Под каблуком хрустнуло зеркальце. Майор присел и, поставив шлем, осторожно заглянул в дамскую сумочку, что валялась на полу, ткнул внутрь глушителем «калаша». Яркие цилиндрики – помада, упаковка влажных салфеток, упаковка прокладок, какая-то дребедень… Ничего интересного. Он, как говорится, «много лет в этом бизнесе». По всему Союзу покатался, стрелял чаще, чем ложку ко рту подносил, поэтому много чего умеет-знает – и таких вот сумочек, начиненных тротилом, тоже повидал немало. И чемоданчиков. И с плюшевыми мишками в руках маленьких девочек, которым под платьица папы-мамы надевали пояса шахидов…
Но тут все чисто. Стерильно, как в больнице. Трупы не в счет. Правда, немного напрягает то, что цель вне зоны видимости. Поливать все перед собой разрывными пулями смысла нет.
Пока что нет.
Прежде чем подняться сюда, майор и его бойцы изучили записи видеокамер, убедились, что террористов всего двое. Судя по показаниям свидетелей, они следовали определенному маршруту, совпадающему с вводными данными по операции.
И вот она – нужная дверь.
За ней опасные преступники.
Враги народа.
* * *
В коридоре стало тихо-тихо. Значит, идут последние приготовления, бойцы переговариваются знаками. Вот-вот в палату ворвется осназ. Отсчет пошел на секунды.

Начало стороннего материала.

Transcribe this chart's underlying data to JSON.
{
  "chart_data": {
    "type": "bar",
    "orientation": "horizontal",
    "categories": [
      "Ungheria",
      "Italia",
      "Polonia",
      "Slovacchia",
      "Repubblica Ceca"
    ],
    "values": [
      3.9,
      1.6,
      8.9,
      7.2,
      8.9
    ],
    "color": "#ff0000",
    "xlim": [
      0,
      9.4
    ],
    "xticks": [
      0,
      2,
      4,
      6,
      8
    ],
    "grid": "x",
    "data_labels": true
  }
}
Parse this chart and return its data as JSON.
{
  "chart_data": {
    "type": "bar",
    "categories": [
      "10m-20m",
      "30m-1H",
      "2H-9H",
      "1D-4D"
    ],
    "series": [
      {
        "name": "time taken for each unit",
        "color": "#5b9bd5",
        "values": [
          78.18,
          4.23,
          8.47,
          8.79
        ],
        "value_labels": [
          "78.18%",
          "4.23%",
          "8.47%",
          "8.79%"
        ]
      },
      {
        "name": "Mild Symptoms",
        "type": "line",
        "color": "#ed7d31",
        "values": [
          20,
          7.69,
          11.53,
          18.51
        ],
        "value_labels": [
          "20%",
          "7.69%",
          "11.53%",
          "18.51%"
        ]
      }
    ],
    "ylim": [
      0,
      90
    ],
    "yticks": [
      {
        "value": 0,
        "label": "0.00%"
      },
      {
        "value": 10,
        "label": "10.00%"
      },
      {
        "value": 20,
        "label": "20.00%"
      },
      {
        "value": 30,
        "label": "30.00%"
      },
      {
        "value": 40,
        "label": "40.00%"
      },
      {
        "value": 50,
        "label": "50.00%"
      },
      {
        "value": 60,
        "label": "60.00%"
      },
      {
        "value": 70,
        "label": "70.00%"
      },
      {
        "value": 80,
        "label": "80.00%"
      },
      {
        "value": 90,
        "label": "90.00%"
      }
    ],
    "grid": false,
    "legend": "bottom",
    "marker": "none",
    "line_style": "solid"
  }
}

Надо как-то выбираться отсюда. Но мыслей по поводу не было вообще. К тому же Маршал скис после смерти отца. Ему что-то слышалось, а интерес к жизни вернуло лишь обещание Тарсуса устроить ему ужин при свечах со своим таинственным начальством.
– Слушай, выруби ты новости, – попросил вдруг Маршал. – Надоели. Верни зиму. Пусть опять ветерок подует.
– Какой еще ветерок? – Тарсус метнулся к огромному, в полстены, дисплею и ощутил движение воздуха.
Неужели?..
Нужно время. Нужно отвлечь осназ. Он заорал во всю мощь легких:
– Не входить! Иначе я подорву все здание! У меня взрывчатки – пол-Москвы снесет до фундамента! Подорву на хрен все!
В коридоре послышался шум – похоже, осназ отошел. Затрещала рация. Пока свяжутся со своим руководством, пока генералы, или кто там у них за главного, почешут плеши… В общем, минутка-другая теперь есть.